Why I Keep It Cocked, Locked and Close
Article first appeared at American Rifleman.
In case you missed these stories from the last couple of weeks, here’s a potpourri of incidents that emphasize why law-abiding citizens should get training, own a gun, and be prepared to use it to ensure their well-being—and that of their loved ones—until law enforcement arrives.
Home invaders yelled “cops,” beat down the front door and killed a dad in Houston, at 7 a.m. on Father’s Day. His surviving wife and children, upstairs, were unharmed in the incident, but they’ll carry the scars forever. The ending might have been different if the law-abiding citizen was armed and trained.
In South Carolina, that same morning, a woman was shot and later in Rhode Island, a 72-year-old man was beaten badly enough by two home invaders that he required hospitalization. Criminals don’t discriminate by age, a fact made obvious by the four who broke into a California home to rob an elderly couple.
An active community volunteer, and father, was killed at his own home in Florida. It’s not bad enough that they dress up like law enforcement to gain entry into your home, sometimes they pose as utility workers, shoot dogs, more dogs and steal puppies.
Bear in mind all of these incidents occurred in the past few weeks while the victims were at home.
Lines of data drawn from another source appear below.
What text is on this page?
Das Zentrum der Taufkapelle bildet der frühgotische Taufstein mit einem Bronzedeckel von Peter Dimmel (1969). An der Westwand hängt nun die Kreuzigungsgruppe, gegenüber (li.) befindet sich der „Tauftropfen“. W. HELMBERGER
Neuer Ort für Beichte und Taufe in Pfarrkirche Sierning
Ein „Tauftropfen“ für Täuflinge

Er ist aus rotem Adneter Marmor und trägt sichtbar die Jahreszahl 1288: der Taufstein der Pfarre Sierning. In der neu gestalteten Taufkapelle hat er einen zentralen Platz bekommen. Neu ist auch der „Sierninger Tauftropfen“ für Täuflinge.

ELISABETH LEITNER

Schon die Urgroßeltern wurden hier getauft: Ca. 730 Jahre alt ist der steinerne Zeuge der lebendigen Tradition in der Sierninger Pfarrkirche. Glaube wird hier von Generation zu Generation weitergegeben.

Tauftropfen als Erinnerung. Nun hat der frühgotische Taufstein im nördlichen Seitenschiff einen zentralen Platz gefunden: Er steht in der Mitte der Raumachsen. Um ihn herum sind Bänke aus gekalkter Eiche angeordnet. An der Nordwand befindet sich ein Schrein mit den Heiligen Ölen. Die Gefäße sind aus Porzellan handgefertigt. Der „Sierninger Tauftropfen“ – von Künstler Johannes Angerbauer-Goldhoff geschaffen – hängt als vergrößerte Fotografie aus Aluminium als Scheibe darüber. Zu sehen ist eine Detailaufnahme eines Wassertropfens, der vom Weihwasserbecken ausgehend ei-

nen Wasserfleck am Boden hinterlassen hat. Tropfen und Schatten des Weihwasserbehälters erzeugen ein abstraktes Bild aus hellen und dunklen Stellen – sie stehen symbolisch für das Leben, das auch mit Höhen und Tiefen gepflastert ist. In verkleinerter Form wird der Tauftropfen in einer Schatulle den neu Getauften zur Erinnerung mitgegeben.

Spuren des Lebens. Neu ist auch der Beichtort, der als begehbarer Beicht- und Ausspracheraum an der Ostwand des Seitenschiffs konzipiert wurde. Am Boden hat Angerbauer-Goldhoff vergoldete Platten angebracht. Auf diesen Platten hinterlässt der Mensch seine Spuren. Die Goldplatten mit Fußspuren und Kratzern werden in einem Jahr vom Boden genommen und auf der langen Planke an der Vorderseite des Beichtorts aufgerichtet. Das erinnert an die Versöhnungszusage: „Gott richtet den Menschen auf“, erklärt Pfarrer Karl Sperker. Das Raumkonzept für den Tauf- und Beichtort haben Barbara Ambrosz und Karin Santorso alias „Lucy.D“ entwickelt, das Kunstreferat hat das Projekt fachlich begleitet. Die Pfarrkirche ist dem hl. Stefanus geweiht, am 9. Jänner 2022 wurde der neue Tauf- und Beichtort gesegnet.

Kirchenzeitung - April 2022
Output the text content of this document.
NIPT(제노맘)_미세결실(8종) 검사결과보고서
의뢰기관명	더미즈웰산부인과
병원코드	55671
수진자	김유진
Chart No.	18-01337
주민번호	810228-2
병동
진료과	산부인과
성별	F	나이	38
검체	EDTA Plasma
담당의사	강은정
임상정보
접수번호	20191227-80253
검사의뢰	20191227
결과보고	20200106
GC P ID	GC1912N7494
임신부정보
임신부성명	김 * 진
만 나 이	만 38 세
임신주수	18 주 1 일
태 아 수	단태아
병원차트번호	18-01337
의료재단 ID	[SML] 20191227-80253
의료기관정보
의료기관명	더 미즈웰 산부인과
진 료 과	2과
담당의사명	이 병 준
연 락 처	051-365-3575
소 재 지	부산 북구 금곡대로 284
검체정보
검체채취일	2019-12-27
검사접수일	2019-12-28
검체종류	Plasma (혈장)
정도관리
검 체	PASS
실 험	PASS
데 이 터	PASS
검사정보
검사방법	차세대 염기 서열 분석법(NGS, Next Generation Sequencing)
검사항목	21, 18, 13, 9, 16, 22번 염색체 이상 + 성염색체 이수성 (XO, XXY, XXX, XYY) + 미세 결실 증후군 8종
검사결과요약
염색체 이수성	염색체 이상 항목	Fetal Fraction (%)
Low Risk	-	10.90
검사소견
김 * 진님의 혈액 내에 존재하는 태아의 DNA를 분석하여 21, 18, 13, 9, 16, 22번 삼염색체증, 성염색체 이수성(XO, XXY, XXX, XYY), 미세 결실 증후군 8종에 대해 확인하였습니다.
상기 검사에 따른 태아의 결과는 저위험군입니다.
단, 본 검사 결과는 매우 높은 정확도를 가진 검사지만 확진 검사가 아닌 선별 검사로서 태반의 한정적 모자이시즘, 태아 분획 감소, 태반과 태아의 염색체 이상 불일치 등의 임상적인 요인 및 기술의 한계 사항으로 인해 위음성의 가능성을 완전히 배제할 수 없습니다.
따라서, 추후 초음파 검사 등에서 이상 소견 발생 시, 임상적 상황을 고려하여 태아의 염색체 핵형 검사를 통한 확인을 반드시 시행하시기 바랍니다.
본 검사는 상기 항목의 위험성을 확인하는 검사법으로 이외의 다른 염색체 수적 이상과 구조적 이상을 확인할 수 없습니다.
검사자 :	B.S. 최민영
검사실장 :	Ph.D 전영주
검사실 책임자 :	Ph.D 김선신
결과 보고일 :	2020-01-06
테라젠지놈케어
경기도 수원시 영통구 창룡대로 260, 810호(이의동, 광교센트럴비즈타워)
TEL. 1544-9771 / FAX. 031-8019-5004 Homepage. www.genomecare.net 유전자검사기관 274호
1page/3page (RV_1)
They weren’t commuting to work, at a theater or some place with a perceived high risk of criminal encounter. They answered the door, let who they thought were authorities in, bought into the gas leak story or woke to the sound of a door breaking.
These headlines didn’t gather national attention for obvious reasons, but each of the incidents makes a case for the right to self-defense—and explains why I intend to keep my 1911 cocked, locked and close at all times.